The last title in the Ultimate Ninja Storm series was Ultimate Ninja Storm Generations, a side story that allowed you to develop dream matches between characters from the original Naruto arc and the Naruto Shippuden timeline. The game focused on fighting more than flash, and while it was more balanced than other entries in the series, it wasn’t as well received due to the lack of crazy cinematic battles in the single-player campaign.
Ultimate Ninja Storm 3, on the other hand, lays on the explosions and secret ninja arts right at the beginning. The game’s Ultimate Adventure mode kicks off with an assault on Konoha by the Kyuubi (or, for the people who follow the English dub, an assault on the hidden leaf village by the nine-tailed fox demon.) You hop from rooftop to rooftop, whittling away the thing’s stamina and coordinating with ninja troops in order to take down a foe many times your size. This battle would make Michael Bay drool all over himself.
The story then picks up where Ultimate Ninja Storm 2 leaves off, taking the player through the most recent anime and manga arcs of Naruto. Unlike many other games in the genre, it doesn’t spend much time retreading ground. Instead, it focuses only on the most up-to-date storylines that the Naruto has to offer.
Unfortunately, the game suffers from the same downfall as most other games in this genre, in that it loses gamers who aren’t die-hard fans of the anime. I’ll be honest, I stopped paying attention to Naruto after the Pain arc, so Ultimate Ninja Storm 3 lost me pretty quickly. The game acts as a decent set of CliffsNotes for what I missed, but there are just character motivations and personalities that I don’t particularly understand because I didn’t see them in the anime first.

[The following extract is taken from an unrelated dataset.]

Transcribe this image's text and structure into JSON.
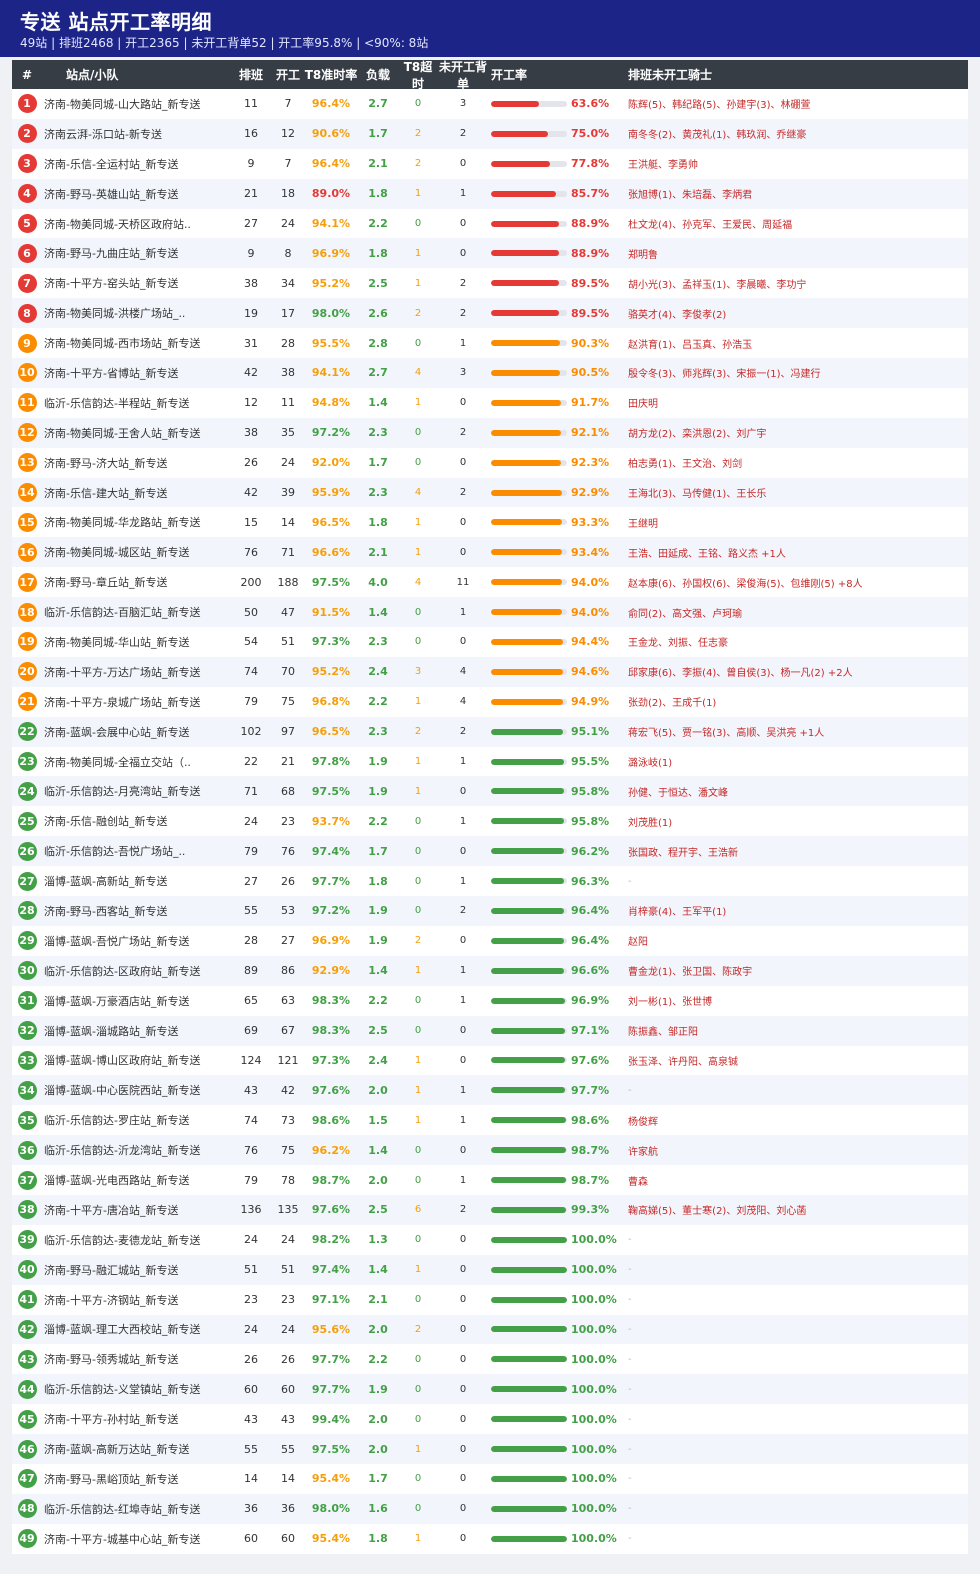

The game falls into a rhythm quite quickly. You’ll fight in a battle, watch a few cutscenes in preparation for the next battle, and then fight the next battle. Lather, rinse, repeat. At times you’ll be asked to wander around RPG-style before actually getting to fight, but the environments are kind of dry and the NPCs you interact with are really just masks over a shop menu.
You’ll also be asked, at times, to battle through waves of low-powered enemies instead of fighting one overpowered foe, kind of like a Dynasty Warriors title. While a Naruto-based Dynasty Warriors would actually be awesome, Ultimate Ninja Storm 3 doesn’t come anywhere close to realizing this idea’s potential. Your abilities are severely limited, and the hordes of enemies aren’t really a threat. It’s a fun diversion, but that’s all it amounts to.